Der Wirkstoff schützt offenbar nicht besser vor symptomatischen oder radiologischen Steinrezidiven als ein Scheinmedikament. Im Rahmen der NOSTONE-Studie behandelten sie 314 Patienten mit rezidivierenden kalziumhaltigen Nierensteinen über nahezu drei Jahre mit 12,5, 25 oder 50 mg/d Hydro­chlorothiazid. Weitere 102 Betroffene bekamen ein Placebo.

Rezidive erlitten 59, 56 bzw. 49 Prozent der mit Hydro­chlorothiazid Behandelten und 59 Prozent der Kontrollen. Diese Unterschiede waren nicht signifikant. Hydro­chlorothiazid reduzierte zwar die renale Kalziumausscheidung stärker als Placebo, nicht jedoch die relative Übersättigung des Urins mit Kalziumoxalat und -phosphat: Diese Parameter bilden das Steinrisiko offenbar besser ab.

Die Hydro­chlorothiazid-Behandlung verfehlte nicht nur ihr Ziel, die Rezidivprophylaxe, sondern erhöhte zudem das Nebenwirkungsrisiko: Hypokaliämie, Gicht, Diabetes mellitus, allergische Hautreaktionen sowie ein Anstieg des Krea­tininspiegels traten unter dem Diuretikum häufiger auf als unter Placebo. Angesichts dieser Studienergebnisse sei eine Langzeittherapie mit Hydro­chlorothiazid zur Steinprophylaxe nicht zu rechtfertigen, schliessen Dr. Dhayat und Kollegen.

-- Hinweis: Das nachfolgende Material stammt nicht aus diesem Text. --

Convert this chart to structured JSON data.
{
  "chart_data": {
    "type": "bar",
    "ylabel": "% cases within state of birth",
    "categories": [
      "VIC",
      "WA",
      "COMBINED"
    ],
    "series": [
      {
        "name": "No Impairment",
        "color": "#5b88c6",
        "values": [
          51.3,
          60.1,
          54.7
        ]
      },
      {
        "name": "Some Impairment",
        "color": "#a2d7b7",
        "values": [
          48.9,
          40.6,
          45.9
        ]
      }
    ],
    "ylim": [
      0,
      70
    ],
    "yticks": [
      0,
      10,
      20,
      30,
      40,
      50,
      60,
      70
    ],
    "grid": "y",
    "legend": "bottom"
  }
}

Professor Dr. R. Todd ­Alexander von der University of Alberta in Edmonton ist ebenfalls zurückhaltend. Zunächst müssten grössere Untersuchungen mit längerer Nachbeobachtungszeit die Ergebnisse überprüfen. Das Nebenwirkungspotenzial der Thiaziddiuretika hält Prof. Alexander ebenfalls für problematisch. Neue effektivere und besser verträgliche Wirkstoffe zur Behandlung der Nephrolithiasis seien dringend notwendig.